Cela ne m’avait jamais tentée et je le lui dis sèchement.
— Dommage ! Fanny et moi aimons bien ça. Nous allons en acheter une avec l’argent que nous avons.
Il regarda autour de lui et je frémis à l’idée qu’un monstrueux appareil viendrait rompre la chaude harmonie de mon installation.
— On pourrait le mettre là.
Malignité ou absence complète de goût ? Il me désignait le coin le plus exquis de mon living, celui où j’ai accumulé de petits meubles précieux et légers, de fines statuettes de jade et de délicats foukousas japonais.
— Non. Jamais je…
— C’est le meilleur coin. Nous aurions le recul suffisant.
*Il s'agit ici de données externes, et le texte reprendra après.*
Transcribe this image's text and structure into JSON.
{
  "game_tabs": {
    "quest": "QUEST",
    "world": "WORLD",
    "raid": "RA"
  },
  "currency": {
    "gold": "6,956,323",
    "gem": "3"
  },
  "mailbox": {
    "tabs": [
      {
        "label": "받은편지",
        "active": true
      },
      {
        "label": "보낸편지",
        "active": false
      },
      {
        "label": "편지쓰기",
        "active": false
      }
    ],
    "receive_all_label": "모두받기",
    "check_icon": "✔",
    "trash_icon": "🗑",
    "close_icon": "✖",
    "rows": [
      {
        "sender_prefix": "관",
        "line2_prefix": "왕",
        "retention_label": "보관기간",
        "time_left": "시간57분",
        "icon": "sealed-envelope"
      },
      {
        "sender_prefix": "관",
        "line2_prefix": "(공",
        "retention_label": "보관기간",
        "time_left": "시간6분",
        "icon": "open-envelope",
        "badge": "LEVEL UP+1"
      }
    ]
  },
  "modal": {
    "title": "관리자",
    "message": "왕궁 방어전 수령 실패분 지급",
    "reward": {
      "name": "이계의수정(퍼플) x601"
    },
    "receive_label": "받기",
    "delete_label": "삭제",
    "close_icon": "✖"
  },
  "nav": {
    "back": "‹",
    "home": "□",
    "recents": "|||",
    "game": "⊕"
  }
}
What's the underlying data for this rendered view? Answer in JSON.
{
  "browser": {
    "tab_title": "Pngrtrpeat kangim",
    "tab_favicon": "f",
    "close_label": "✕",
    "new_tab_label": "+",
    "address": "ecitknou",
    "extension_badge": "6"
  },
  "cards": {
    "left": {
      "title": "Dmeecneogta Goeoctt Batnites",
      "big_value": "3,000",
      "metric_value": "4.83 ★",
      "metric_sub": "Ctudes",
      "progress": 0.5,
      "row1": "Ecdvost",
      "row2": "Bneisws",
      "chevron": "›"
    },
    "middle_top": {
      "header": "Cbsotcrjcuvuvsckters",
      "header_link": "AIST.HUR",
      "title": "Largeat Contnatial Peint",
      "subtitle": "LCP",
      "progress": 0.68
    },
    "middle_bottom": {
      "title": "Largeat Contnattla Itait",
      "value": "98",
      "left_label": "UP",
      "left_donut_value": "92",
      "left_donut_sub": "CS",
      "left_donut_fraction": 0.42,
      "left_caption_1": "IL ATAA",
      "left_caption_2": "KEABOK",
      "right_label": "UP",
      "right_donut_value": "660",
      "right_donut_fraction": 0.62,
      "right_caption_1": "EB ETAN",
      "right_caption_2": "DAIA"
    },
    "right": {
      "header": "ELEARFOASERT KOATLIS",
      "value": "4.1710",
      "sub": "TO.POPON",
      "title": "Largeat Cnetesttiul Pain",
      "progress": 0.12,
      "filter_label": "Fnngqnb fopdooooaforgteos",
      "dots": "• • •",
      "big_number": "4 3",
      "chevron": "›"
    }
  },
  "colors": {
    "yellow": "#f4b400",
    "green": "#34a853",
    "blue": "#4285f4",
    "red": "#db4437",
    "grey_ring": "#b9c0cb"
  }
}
Pour éviter un éclat j’ai filé jusqu’à la cuisine, mais j’étais folle de rage. Cinq minutes plus tard le combiné radio diffusa un air de jazz, mais avec moins de puissance. Je regrettai d’avoir pris tant de soin à l’achat de cet appareil que j’avais fait fabriquer dans le style de la partie la plus moderne de mon living.
Ce qui faisait la force de ces deux êtres jeunes, c’était leur manque d’intuition, leur impossibilité de comprendre certaines choses. Ils auraient pu détruire des merveilles sans le moindre remords, mais aussi sans la plus petite joie sadique.
Mme Leblanc apparut comme je préparais le repas.
— Avez-vous besoin de moi ?
Son regard se posa sur mes papiers, mais je n’y pris pas garde.
— Non, merci. Je vous demande seulement de mettre votre chambre en ordre puisque Hélène n’est plus là.
Elle disparut. Pendant une heure j’ai travaillé seule, sans être dérangée. Quand je suis allée mettre le couvert, ils étaient tous les deux silencieux, assis à côté du poste de radio, écoutant des chansons.
— Avez-vous le journal ? m’a demandé Philippe.
— Oui, ai-je répondu avec un élan joyeux. Je vais vous le chercher.
Je l’avais placé au-dessus d’un des paniers de provisions, mais il me fut impossible de le trouver. J’ai alors pensé que Mme Leblanc avait très bien pu venir le prendre.
Elle s’en défendit vigoureusement et, après un quart d’heure de recherches, Philippe le trouva dans le corridor non loin de la salle de bains.